Note on cooking beans: Soak beans overnight in enough liquid to cover 3-4 inches above beans. Drain. Slow cook with enough water to cover by 2 inches. To maximize effort, consider cooking enough beans for multiple meals and freezing or refrigerating extra. Beans will keep 4-5 days in the refrigerator. Alternative uses include bean spread or hummus, adding to salads, or bulking up sauteed vegetables or to compliment meat or grains.


Flavor Alternatives: this recipe is meant to be adapted to your own tastes and mood so you don't get bored. Consider substituting other seasoning blends (curry powder, garam masala, herbs de provence) to change the flavor profile. Wilty greens that you think are too soft for salad or peeled stems of broccoli, stems of collards, mustards or other greens can be substituted for the kale. Any other preferred frozen vegetable can be substituted.


For a heartier version and if your budget allows, add 2 cups diced potatoes or sweet potatoes or other root vegetables in during step 3. Or 2 cups pre-cooked pasta or grains (barley or rice) can be added during the final 5 minutes of the simmer. Add an additional teaspoon of salt to accommodate these additions.

Freezing Tomatoes

Some posts on this site will be full of stories and information. Others, like this one, are meant to show you what I preserve, how I do it, and how I use it. They may repeat across multiple recipes throughout the winter. This one for sure will. I present to you: frozen tomatoes.
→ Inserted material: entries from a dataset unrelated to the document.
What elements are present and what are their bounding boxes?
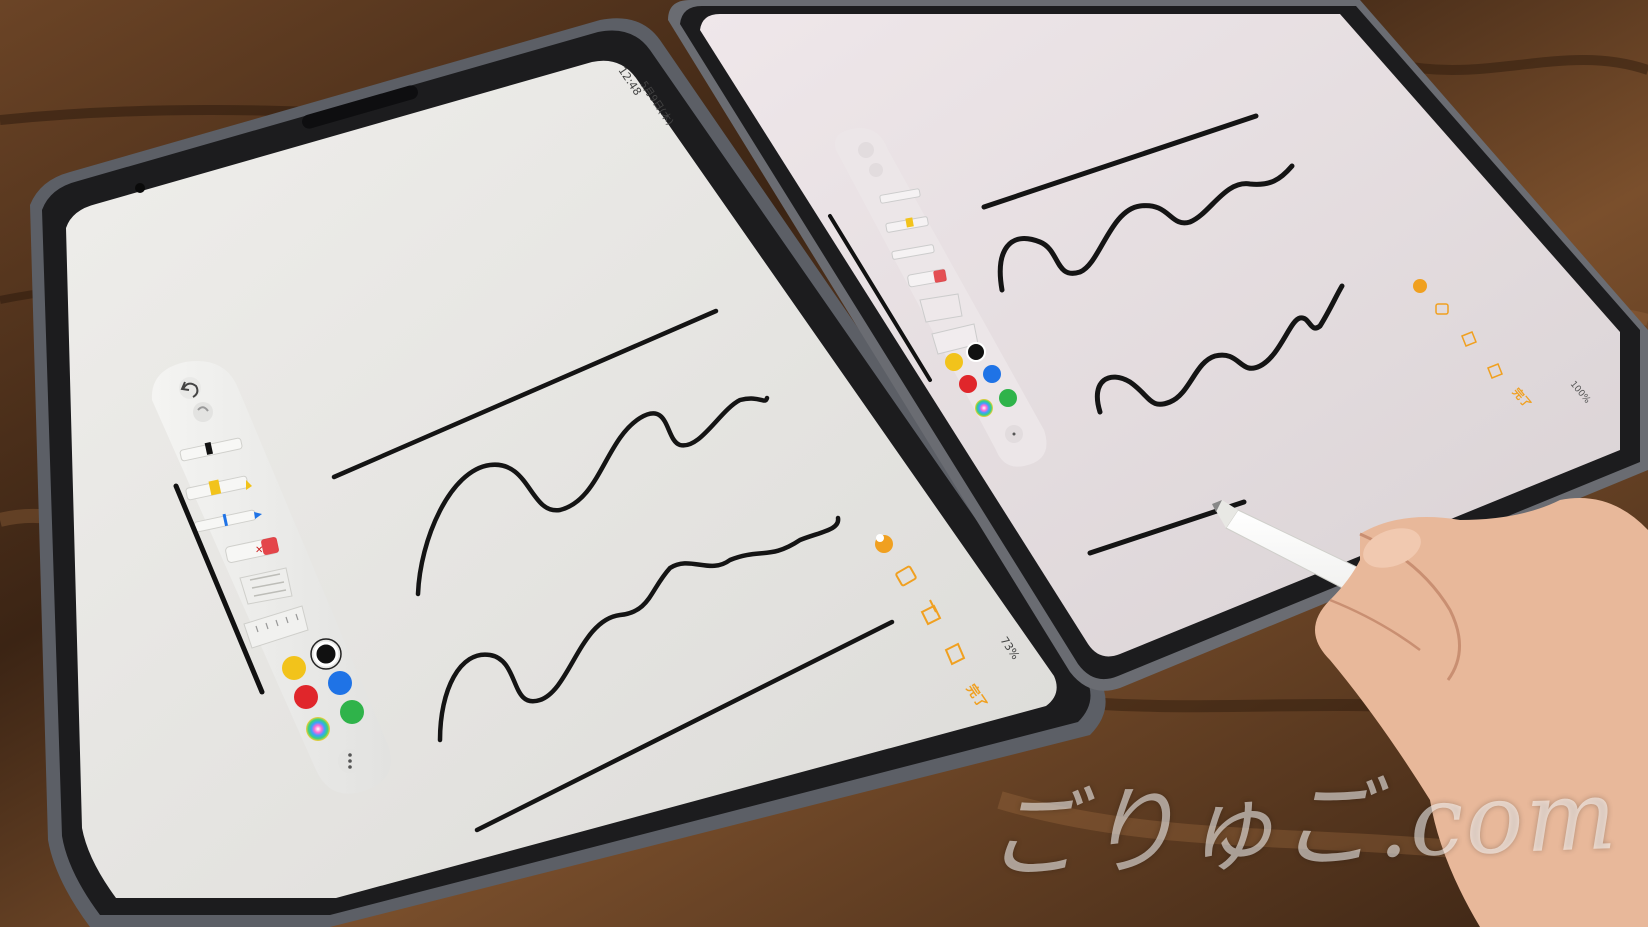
right-color-picker[interactable]: [975, 399, 993, 417]
right-redo-icon[interactable]: [869, 163, 883, 177]
right-color-black[interactable]: [966, 342, 986, 362]
watermark: ごりゅご.com: [983, 758, 1621, 894]
right-color-red[interactable]: [959, 375, 977, 393]
left-undo-icon[interactable]: [179, 377, 201, 399]
left-color-picker[interactable]: [306, 717, 330, 741]
right-color-yellow[interactable]: [945, 353, 963, 371]
left-color-red[interactable]: [294, 685, 318, 709]
left-color-yellow[interactable]: [282, 656, 306, 680]
right-collab-icon[interactable]: [1413, 279, 1427, 293]
left-redo-icon[interactable]: [193, 402, 213, 422]
left-more-icon[interactable]: [338, 749, 362, 773]
left-camera-dot: [135, 183, 145, 193]
right-color-green[interactable]: [999, 389, 1017, 407]
svg-text:✕: ✕: [255, 545, 263, 556]
right-undo-icon[interactable]: [858, 142, 874, 158]
right-color-blue[interactable]: [983, 365, 1001, 383]
left-color-black[interactable]: [313, 641, 339, 667]
left-color-blue[interactable]: [328, 671, 352, 695]
left-color-green[interactable]: [340, 700, 364, 724]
Tomatoes are one of those annoying things that I only like to can for salsa or jam or something specific and special. I've grown tired of the traditional tomato preserving method, which I'll outline below briefly:

  1. Score the tomatoes with a knife - making an "X" on the bottom.
  2. Dip for 30 seconds into boiling water.
  3. Toss into ice water for a minute or so - working in batches so the water stays cold.
  4. Slip the skins off the tomato and set aside if you want to use them for dehydrating or something.
  5. Remove seeds over a fine sieve or colander set inside a larger pan or bowl to reserve liquid.
  6. Can diced, pureed or whole with added lemon juice or other acid based on which recipe you're using. Can using a traditional water bath canning process.
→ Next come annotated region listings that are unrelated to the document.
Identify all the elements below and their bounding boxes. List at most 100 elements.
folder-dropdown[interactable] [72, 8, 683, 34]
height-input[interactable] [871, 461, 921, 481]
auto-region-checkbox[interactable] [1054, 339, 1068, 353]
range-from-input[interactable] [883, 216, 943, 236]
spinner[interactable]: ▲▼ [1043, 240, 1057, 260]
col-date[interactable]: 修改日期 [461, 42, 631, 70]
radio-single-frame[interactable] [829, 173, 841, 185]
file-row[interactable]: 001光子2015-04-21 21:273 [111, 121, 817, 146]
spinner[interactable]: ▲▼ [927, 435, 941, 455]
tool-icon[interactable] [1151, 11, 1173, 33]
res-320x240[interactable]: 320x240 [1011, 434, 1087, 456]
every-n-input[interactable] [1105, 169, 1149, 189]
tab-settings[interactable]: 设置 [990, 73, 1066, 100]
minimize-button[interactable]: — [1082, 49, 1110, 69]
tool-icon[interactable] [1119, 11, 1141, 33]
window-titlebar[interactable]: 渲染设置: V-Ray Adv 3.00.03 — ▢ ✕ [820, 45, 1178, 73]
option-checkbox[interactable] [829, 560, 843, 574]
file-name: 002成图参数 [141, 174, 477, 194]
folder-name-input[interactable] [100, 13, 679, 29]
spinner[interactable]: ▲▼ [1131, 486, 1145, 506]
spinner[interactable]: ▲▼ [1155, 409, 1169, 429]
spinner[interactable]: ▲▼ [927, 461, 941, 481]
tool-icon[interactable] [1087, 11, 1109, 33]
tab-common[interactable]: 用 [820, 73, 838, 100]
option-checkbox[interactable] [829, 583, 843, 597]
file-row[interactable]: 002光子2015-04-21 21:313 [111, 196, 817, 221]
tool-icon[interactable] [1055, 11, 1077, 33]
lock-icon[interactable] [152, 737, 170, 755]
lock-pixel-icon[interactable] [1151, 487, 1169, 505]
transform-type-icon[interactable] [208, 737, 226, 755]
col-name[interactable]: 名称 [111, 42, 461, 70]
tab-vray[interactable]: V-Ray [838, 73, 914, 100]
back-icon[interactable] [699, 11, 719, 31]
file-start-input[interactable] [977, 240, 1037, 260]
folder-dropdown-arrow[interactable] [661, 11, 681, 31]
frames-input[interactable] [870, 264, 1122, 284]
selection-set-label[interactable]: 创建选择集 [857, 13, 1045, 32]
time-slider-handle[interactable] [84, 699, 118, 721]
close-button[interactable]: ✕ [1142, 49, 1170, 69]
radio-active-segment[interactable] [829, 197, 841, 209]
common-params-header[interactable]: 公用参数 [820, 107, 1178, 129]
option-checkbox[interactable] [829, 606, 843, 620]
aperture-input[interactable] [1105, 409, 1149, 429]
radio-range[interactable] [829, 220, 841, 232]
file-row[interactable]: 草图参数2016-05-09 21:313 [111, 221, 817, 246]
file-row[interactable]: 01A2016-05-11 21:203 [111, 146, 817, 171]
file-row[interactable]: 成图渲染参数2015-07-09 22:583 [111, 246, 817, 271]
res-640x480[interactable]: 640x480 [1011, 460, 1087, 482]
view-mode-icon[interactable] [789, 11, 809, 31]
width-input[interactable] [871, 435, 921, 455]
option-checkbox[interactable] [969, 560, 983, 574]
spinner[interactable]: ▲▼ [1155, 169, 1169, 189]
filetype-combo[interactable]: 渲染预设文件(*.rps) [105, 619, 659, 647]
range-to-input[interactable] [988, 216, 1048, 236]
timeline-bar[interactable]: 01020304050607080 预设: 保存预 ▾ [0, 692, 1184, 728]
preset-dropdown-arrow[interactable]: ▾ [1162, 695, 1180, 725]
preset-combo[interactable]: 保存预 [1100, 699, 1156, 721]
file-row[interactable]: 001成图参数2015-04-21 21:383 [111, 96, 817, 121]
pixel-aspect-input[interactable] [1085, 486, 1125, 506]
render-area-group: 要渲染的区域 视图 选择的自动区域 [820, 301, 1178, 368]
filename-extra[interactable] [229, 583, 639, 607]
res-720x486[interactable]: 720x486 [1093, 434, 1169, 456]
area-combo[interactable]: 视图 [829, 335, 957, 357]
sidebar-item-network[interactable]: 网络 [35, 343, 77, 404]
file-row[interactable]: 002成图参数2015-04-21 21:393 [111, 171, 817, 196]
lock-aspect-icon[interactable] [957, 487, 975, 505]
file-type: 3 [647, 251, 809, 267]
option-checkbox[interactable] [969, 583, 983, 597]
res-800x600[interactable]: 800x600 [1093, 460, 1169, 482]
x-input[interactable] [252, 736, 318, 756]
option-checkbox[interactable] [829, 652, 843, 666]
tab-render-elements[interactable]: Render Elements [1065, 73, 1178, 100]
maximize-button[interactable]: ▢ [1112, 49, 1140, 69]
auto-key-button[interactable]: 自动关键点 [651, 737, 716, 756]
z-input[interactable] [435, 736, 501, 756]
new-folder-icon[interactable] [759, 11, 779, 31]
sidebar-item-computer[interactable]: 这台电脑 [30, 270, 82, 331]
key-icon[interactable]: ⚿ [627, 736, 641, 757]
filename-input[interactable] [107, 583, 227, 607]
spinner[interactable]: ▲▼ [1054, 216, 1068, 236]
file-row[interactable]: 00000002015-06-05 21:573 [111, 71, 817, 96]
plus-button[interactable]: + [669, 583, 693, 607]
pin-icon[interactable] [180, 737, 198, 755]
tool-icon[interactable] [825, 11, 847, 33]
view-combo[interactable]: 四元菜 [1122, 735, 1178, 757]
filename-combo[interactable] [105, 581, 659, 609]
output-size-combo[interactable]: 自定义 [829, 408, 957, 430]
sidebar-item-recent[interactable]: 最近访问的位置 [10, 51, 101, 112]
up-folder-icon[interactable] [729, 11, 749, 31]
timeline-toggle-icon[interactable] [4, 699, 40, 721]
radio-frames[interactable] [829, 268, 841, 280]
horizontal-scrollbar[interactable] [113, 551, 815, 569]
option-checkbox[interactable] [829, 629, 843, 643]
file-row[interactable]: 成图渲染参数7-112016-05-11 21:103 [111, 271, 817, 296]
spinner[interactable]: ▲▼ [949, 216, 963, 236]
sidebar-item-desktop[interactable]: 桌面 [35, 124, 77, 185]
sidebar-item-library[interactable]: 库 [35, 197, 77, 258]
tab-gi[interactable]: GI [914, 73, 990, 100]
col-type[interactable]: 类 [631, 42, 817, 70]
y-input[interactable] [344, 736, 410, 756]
See? That's too much for me when I'm busy canning salsas and compotes and pickled or blanching other things. I also really like not having to add lemon juice or acid. Instead, I slice the tomatoes in half length-wise, de-seed the same as in step 5 above, leaving the skins on. I freeze the tomatoes on a cookie sheet overnight, throw into freezer bags and open it up whenever I need 2-3 tomatoes. The texture softens but it would be pretty comparable to that of any canned tomato.

Suggested Uses:

Throw frozen tomatoes in the oven to roast and use for pasta sauce, salsa or soups.

Puree for curries or to add to Mexican Rice or to slow cook with proteins or vegetables.
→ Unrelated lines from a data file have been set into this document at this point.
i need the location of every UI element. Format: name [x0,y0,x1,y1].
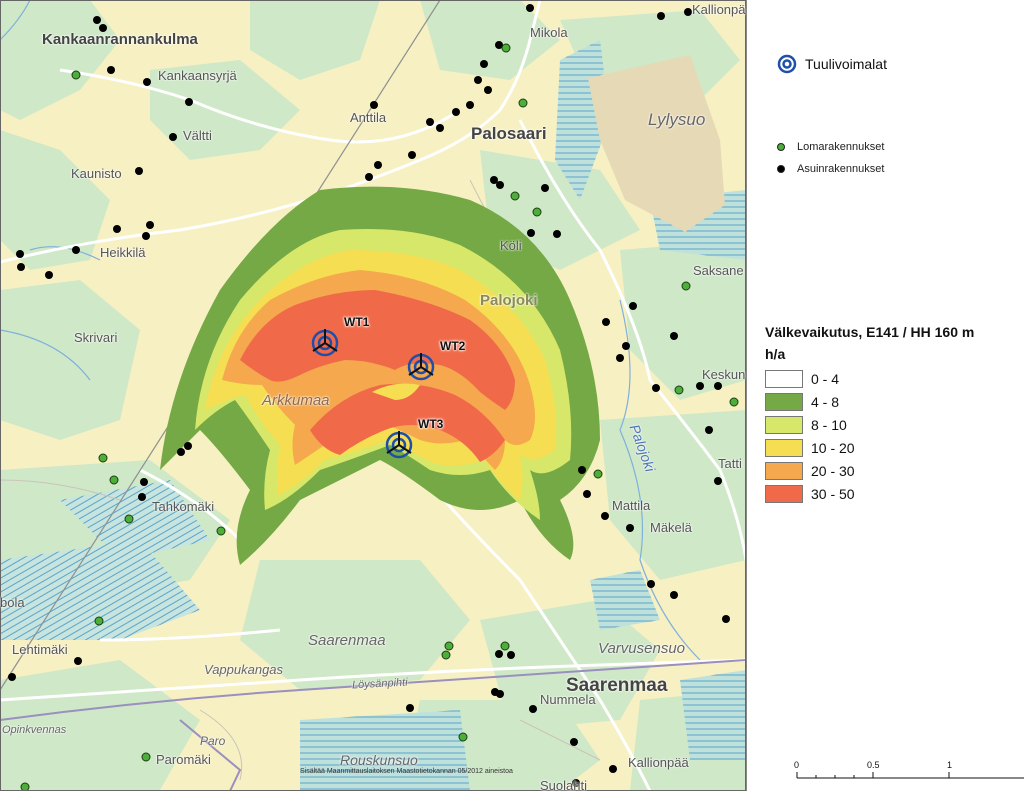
label-skrivari: Skrivari [74,330,118,345]
legend-class-label: 0 - 4 [811,371,840,387]
label-saarenmaa-italic: Saarenmaa [308,632,386,649]
legend-panel: Tuulivoimalat Lomarakennukset Asuinraken… [746,0,1024,791]
swatch [765,370,803,388]
swatch [765,462,803,480]
label-arkkumaa: Arkkumaa [262,392,330,409]
label-heikkila: Heikkilä [100,245,146,260]
legend-class-label: 30 - 50 [811,486,855,502]
label-valtti: Vältti [183,128,212,143]
label-bola: bola [0,595,25,610]
scale-tick-0: 0 [794,760,800,770]
swatch [765,485,803,503]
scale-bar [796,772,1024,779]
map-area[interactable]: Kankaanrannankulma Kankaansyrjä Vältti K… [0,0,746,791]
legend-class-5: 30 - 50 [765,485,855,503]
label-lehtimaki: Lehtimäki [12,642,68,657]
label-koli: Köli [500,238,522,253]
legend-class-label: 20 - 30 [811,463,855,479]
swatch [765,393,803,411]
scale-tick-1: 1 [947,760,953,770]
legend-class-label: 4 - 8 [811,394,840,410]
legend-turbines-label: Tuulivoimalat [805,56,887,72]
legend-class-label: 8 - 10 [811,417,847,433]
label-paromaki: Paromäki [156,752,211,767]
holiday-dot-icon [777,143,785,151]
legend-holiday: Lomarakennukset [777,141,884,153]
label-nummela: Nummela [540,692,596,707]
legend-class-0: 0 - 4 [765,370,839,388]
label-tatti: Tatti [718,456,742,471]
legend-class-label: 10 - 20 [811,440,855,456]
label-palojoki-area: Palojoki [480,292,538,309]
label-kaunisto: Kaunisto [71,166,122,181]
turbine-icon [777,54,797,74]
turbine-label-wt2: WT2 [440,339,466,353]
map-credit: Sisältää Maanmittauslaitoksen Maastotiet… [300,768,513,775]
turbine-label-wt3: WT3 [418,417,444,431]
label-kankaanrannankulma: Kankaanrannankulma [42,31,198,48]
label-palosaari: Palosaari [471,124,547,143]
label-saksane: Saksane [693,263,744,278]
label-opinkvennas: Opinkvennas [2,724,67,736]
label-kallionpa-top: Kallionpä [692,2,746,17]
label-varvusensuo: Varvusensuo [598,640,685,657]
label-keskun: Keskun [702,367,746,382]
label-rouskunsuo: Rouskunsuo [340,752,418,768]
label-paro: Paro [200,734,226,748]
label-mikola: Mikola [530,25,568,40]
swatch [765,416,803,434]
legend-title: Välkevaikutus, E141 / HH 160 m [765,324,975,340]
legend-unit: h/a [765,346,786,362]
label-lylysuo: Lylysuo [648,110,706,129]
label-anttila: Anttila [350,110,387,125]
label-mattila: Mattila [612,498,651,513]
turbine-label-wt1: WT1 [344,315,370,329]
legend-turbines: Tuulivoimalat [777,54,887,74]
legend-class-4: 20 - 30 [765,462,855,480]
label-makela: Mäkelä [650,520,692,535]
legend-class-1: 4 - 8 [765,393,839,411]
legend-class-2: 8 - 10 [765,416,847,434]
legend-residential-label: Asuinrakennukset [797,163,885,175]
legend-residential: Asuinrakennukset [777,163,884,175]
label-tahkomaki: Tahkomäki [152,499,215,514]
label-kankaansyrja: Kankaansyrjä [158,68,237,83]
swatch [765,439,803,457]
label-kallionpaa-bottom: Kallionpää [628,755,689,770]
label-suolahti: Suolahti [540,778,587,791]
legend-class-3: 10 - 20 [765,439,855,457]
legend-holiday-label: Lomarakennukset [797,141,885,153]
scale-tick-05: 0.5 [867,760,880,770]
label-vappukangas: Vappukangas [204,662,284,677]
residential-dot-icon [777,165,785,173]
Transparency/Affordability Note:

The reason for all this preserving? Tomatoes are incredibly affordable in the late summer months compared to fresh or canned in the fall/winter/spring. There's a level of investment here that should be noted, however.  I usually spend about $160 on tomatoes for an entire year's supply, including what I use in other recipes. This does not include tomatoes I grow myself.

Remember you can buy "seconds" of tomatoes that might be cosmetically imperfect (ugly) or have a tiny bruise or spot on them that is easy to cut out. That spot will probably save you money in the long run and the flavor is the same if not better than your grocery store variety.